Startling Report Reveals Lack of Oversight, Action on Preventable Medical Errors | Shapiro, Washburn & Sharp

A New York Times report has revealed that only one out of seven medical errors and accidents involving Medicare patients is reported by hospital employees. If that wasn’t bad enough, even when a medical facility investigates a reported medical error injury, the facility rarely changes its practice to prevent the error from occurring again, according to foxnews.com.

Some of the medical errors the report mentioned included severe bedsores, infections acquired while patients stayed in a hospital, excessive bleeding from improper use of blood thinners and adverse effects from being given too many painkillers. Even some medical errors that led to a patient’s death were not reported.

I just shook my head while reading about this. It’s infuriating to know that many innocent patients who are probably already in pain from whatever caused them to go to the hospital had that pain exacerbated by preventable medical errors. A hospital should be a sanctuary for healing, not a haven for haphazard treatment and negligence.

What’s even more disturbing is that since most medical errors are not reported, we don’t even know the full scope of the problem. Plus, the lack of transparency means the unacceptable status quo is allowed to persist since no one can be sure what refoms are needed.

Dr.

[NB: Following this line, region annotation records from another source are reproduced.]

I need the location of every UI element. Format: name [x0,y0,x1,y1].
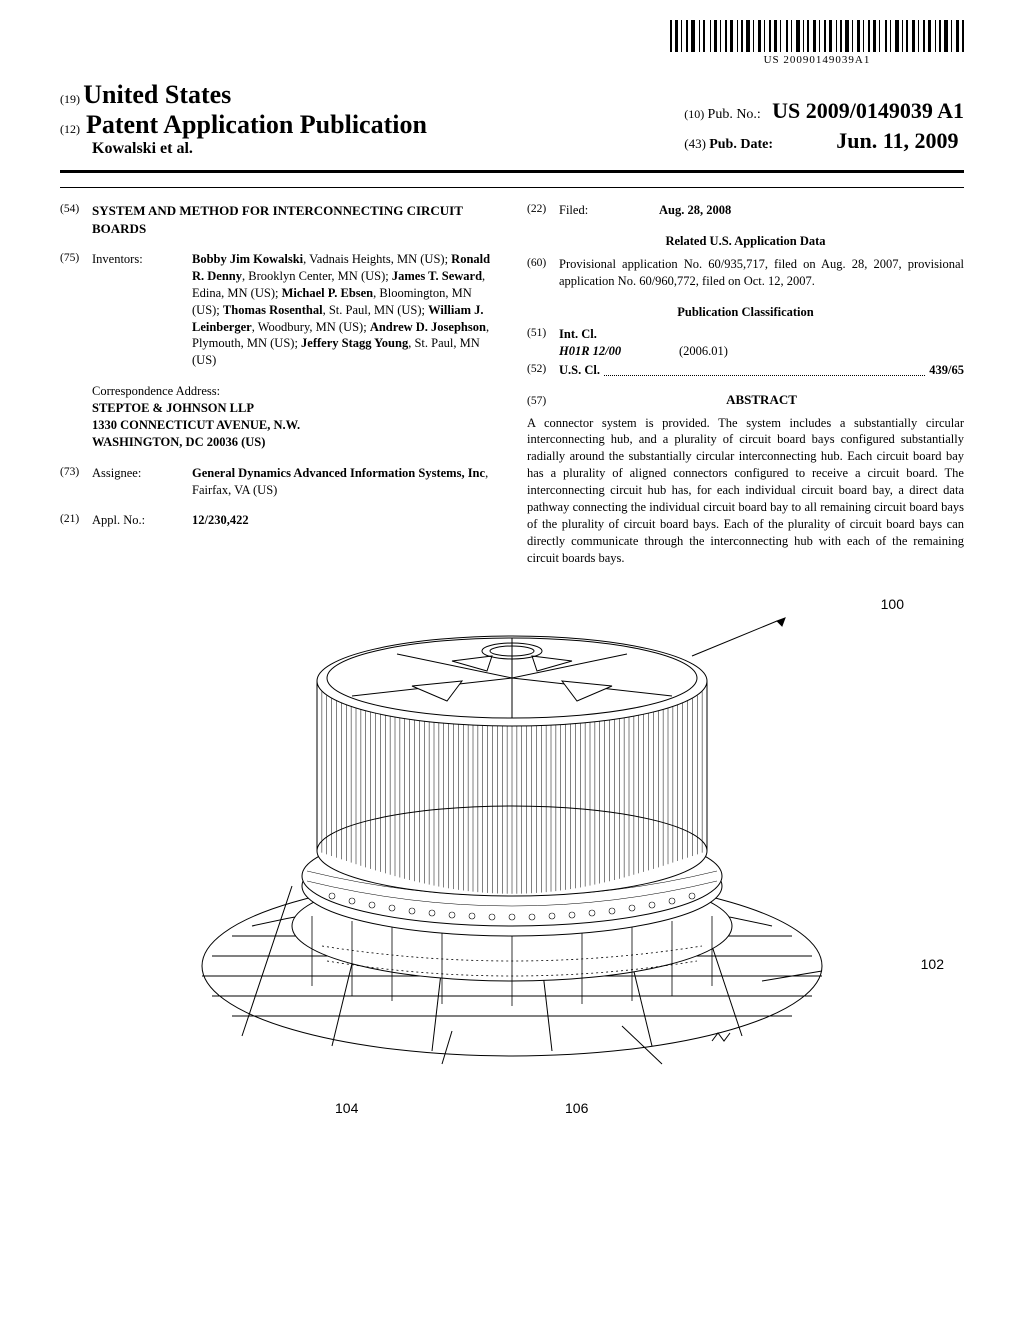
corr-line2: 1330 CONNECTICUT AVENUE, N.W. [92,417,497,434]
code-57: (57) [527,394,559,410]
code-19: (19) [60,92,80,106]
barcode-region: US 20090149039A1 [670,20,964,66]
header: (19) United States (12) Patent Applicati… [60,80,964,158]
pubno-label: Pub. No.: [708,107,761,122]
abstract-heading: ABSTRACT [559,391,964,409]
code-22: (22) [527,202,559,219]
uscl-value: 439/65 [929,362,964,379]
code-10: (10) [684,107,704,121]
pubdate-label: Pub. Date: [709,137,773,152]
code-21: (21) [60,512,92,529]
figure-svg [152,586,872,1086]
corr-line1: STEPTOE & JOHNSON LLP [92,400,497,417]
content-columns: (54) SYSTEM AND METHOD FOR INTERCONNECTI… [60,202,964,566]
author-line: Kowalski et al. [92,140,427,158]
publication-type: Patent Application Publication [86,110,427,140]
code-60: (60) [527,256,559,290]
corr-label: Correspondence Address: [92,383,497,400]
code-73: (73) [60,465,92,499]
uscl-label: U.S. Cl. [559,362,600,379]
pubno-value: US 2009/0149039 A1 [772,98,964,123]
figure-area: 100 102 104 106 [60,586,964,1126]
barcode [670,20,964,52]
abstract-text: A connector system is provided. The syst… [527,415,964,567]
intcl-date: (2006.01) [679,343,728,360]
code-75: (75) [60,251,92,369]
pubdate-value: Jun. 11, 2009 [836,128,958,153]
code-52: (52) [527,362,559,379]
figure-label-100: 100 [881,596,904,612]
figure-label-102: 102 [921,956,944,972]
code-12: (12) [60,122,80,137]
right-column: (22) Filed: Aug. 28, 2008 Related U.S. A… [527,202,964,566]
inventors-value: Bobby Jim Kowalski, Vadnais Heights, MN … [192,251,497,369]
figure-label-104: 104 [335,1100,358,1116]
intcl-class: H01R 12/00 [559,343,679,360]
patent-title: SYSTEM AND METHOD FOR INTERCONNECTING CI… [92,202,497,237]
inventors-label: Inventors: [92,251,192,369]
dotted-leader [604,362,925,376]
assignee-value: General Dynamics Advanced Information Sy… [192,465,497,499]
code-43: (43) [684,136,706,151]
classification-heading: Publication Classification [527,304,964,321]
provisional-text: Provisional application No. 60/935,717, … [559,256,964,290]
filed-label: Filed: [559,202,659,219]
applno-value: 12/230,422 [192,512,497,529]
correspondence: Correspondence Address: STEPTOE & JOHNSO… [92,383,497,451]
filed-value: Aug. 28, 2008 [659,202,964,219]
assignee-label: Assignee: [92,465,192,499]
figure-label-106: 106 [565,1100,588,1116]
barcode-text: US 20090149039A1 [670,54,964,66]
country: United States [83,80,231,109]
left-column: (54) SYSTEM AND METHOD FOR INTERCONNECTI… [60,202,497,566]
thin-divider [60,187,964,188]
intcl-label: Int. Cl. [559,326,964,343]
corr-line3: WASHINGTON, DC 20036 (US) [92,434,497,451]
related-heading: Related U.S. Application Data [527,233,964,250]
code-51: (51) [527,326,559,360]
code-54: (54) [60,202,92,237]
divider [60,170,964,173]
applno-label: Appl. No.: [92,512,192,529]
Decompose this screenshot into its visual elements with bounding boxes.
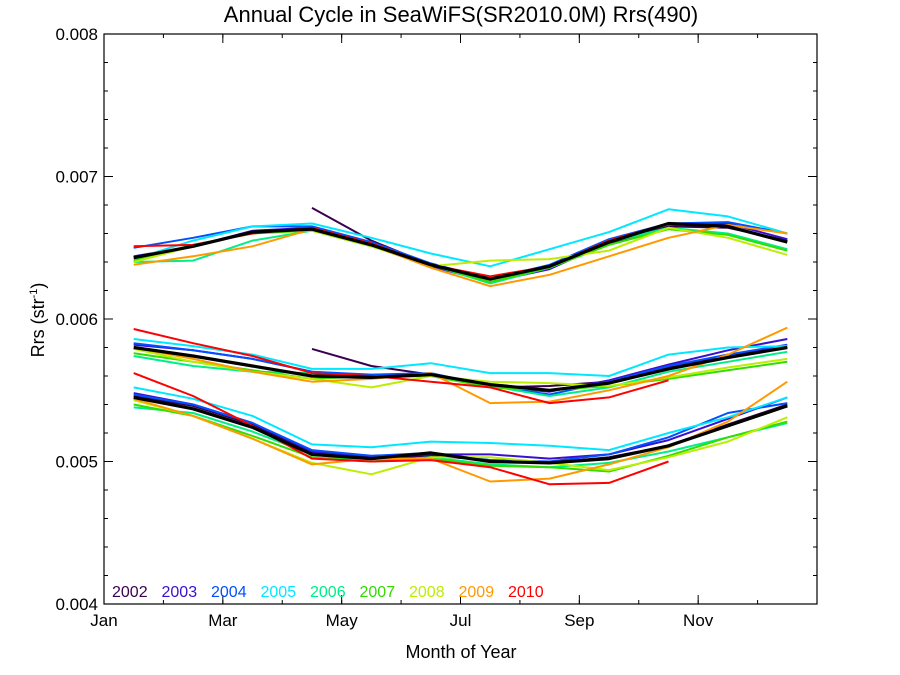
x-tick-label-jul: Jul [450, 611, 472, 630]
y-tick-label-3: 0.007 [55, 168, 98, 187]
series-line-2005-group-1 [133, 208, 788, 268]
y-axis-label-superscript: -1 [28, 289, 40, 299]
legend-item-2006: 2006 [310, 584, 346, 601]
x-axis-label: Month of Year [405, 642, 516, 662]
x-tick-label-nov: Nov [683, 611, 714, 630]
x-tick-label-may: May [326, 611, 359, 630]
x-tick-label-jan: Jan [90, 611, 117, 630]
series-line-2007-group-3 [133, 403, 788, 473]
y-axis-tick-labels: 0.004 0.005 0.006 0.007 0.008 [55, 25, 98, 614]
plot-frame [103, 33, 818, 605]
series-line-2005-group-3 [133, 386, 788, 452]
legend: 2002 2003 2004 2005 2006 2007 2008 2009 2010 [112, 584, 544, 601]
mean-line-group-2 [133, 345, 788, 392]
series-line-2010-group-2 [133, 328, 669, 405]
legend-item-2003: 2003 [162, 584, 198, 601]
x-axis-tick-labels: Jan Mar May Jul Sep Nov [90, 611, 713, 630]
mean-line-group-1 [133, 221, 788, 281]
series-line-2009-group-2 [133, 326, 788, 405]
x-axis-ticks [103, 34, 818, 604]
plot-lines [133, 207, 788, 486]
y-axis-label-main: Rrs (str [28, 298, 48, 357]
x-tick-label-mar: Mar [208, 611, 238, 630]
legend-item-2010: 2010 [508, 584, 544, 601]
y-tick-label-4: 0.008 [55, 25, 98, 44]
legend-item-2008: 2008 [409, 584, 445, 601]
x-tick-label-sep: Sep [564, 611, 594, 630]
y-axis-label: Rrs (str-1) [28, 283, 48, 358]
y-axis-ticks [104, 33, 817, 605]
y-tick-label-0: 0.004 [55, 595, 98, 614]
legend-item-2002: 2002 [112, 584, 148, 601]
legend-item-2005: 2005 [261, 584, 297, 601]
series-line-2010-group-3 [133, 372, 669, 486]
series-line-2006-group-3 [133, 406, 788, 469]
chart-title: Annual Cycle in SeaWiFS(SR2010.0M) Rrs(4… [224, 2, 698, 27]
y-tick-label-2: 0.006 [55, 310, 98, 329]
legend-item-2007: 2007 [360, 584, 396, 601]
series-line-2009-group-1 [133, 223, 788, 288]
y-tick-label-1: 0.005 [55, 453, 98, 472]
legend-item-2004: 2004 [211, 584, 247, 601]
legend-item-2009: 2009 [459, 584, 495, 601]
mean-line-group-3 [133, 395, 788, 465]
y-axis-label-end: ) [28, 283, 48, 289]
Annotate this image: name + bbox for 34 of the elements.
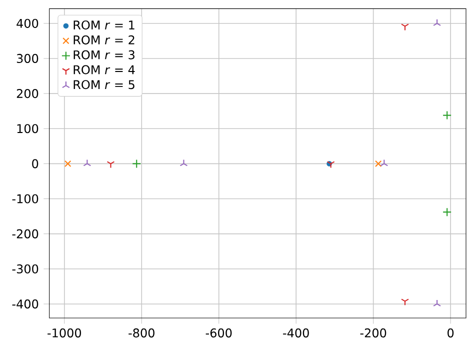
y-tick-label: -400 <box>12 299 38 309</box>
legend-label: ROM r = 5 <box>74 80 134 90</box>
point <box>442 110 452 120</box>
legend-label: ROM r = 1 <box>74 20 134 30</box>
x-tick-label: 0 <box>448 328 454 338</box>
point <box>64 160 72 168</box>
y-tick-label: -200 <box>12 229 38 238</box>
legend-label: ROM r = 3 <box>74 50 134 60</box>
point <box>400 298 409 306</box>
y-tick-label: 200 <box>16 89 38 98</box>
x-tick-label: -800 <box>128 328 154 338</box>
point <box>433 299 442 307</box>
legend-label: ROM r = 2 <box>74 35 134 44</box>
y-tick-label: -100 <box>12 194 38 204</box>
point <box>106 161 115 168</box>
point <box>400 24 409 31</box>
x-tick-label: -400 <box>283 328 309 338</box>
y-tick-label: 0 <box>32 159 38 168</box>
point <box>83 159 92 166</box>
point <box>326 161 335 168</box>
point <box>374 160 382 168</box>
x-tick-label: -600 <box>206 328 232 338</box>
x-tick-label: -1000 <box>48 328 82 338</box>
x-tick-label: -200 <box>360 328 386 338</box>
y-tick-label: 100 <box>17 124 38 134</box>
point <box>433 18 442 26</box>
point <box>132 159 142 168</box>
point <box>380 159 388 166</box>
point <box>180 159 188 166</box>
legend-label: ROM r = 4 <box>74 65 135 74</box>
y-tick-label: -300 <box>12 264 38 274</box>
y-tick-label: 300 <box>16 54 38 64</box>
y-tick-label: 400 <box>16 18 38 28</box>
point <box>442 208 452 217</box>
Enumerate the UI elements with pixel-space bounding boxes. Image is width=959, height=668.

Manny Alvarez, the senior managing health editor for the Fox News website, declared that “medical mistakes are one of the biggest problems we have in health care today.” He went on to say that “we’re beginning to see that with more monitoring, we are identifying more problems. The issue however, is that you have to learn from mistakes — and there are still many doctors and hospitals that do not do that.”

Fundamental changes to how preventable medical errors are reported in hospitals are needed. Allowing six out of seven medical mistakes to go unreported is simply unacceptable. The reforms necessary will probably need to come either from state regulators or the federal government. There probably needs to be some sort of civil or criminal penalty associated with failing to report a blatant medical error and penalties for not executing a plan to correct the error in the future.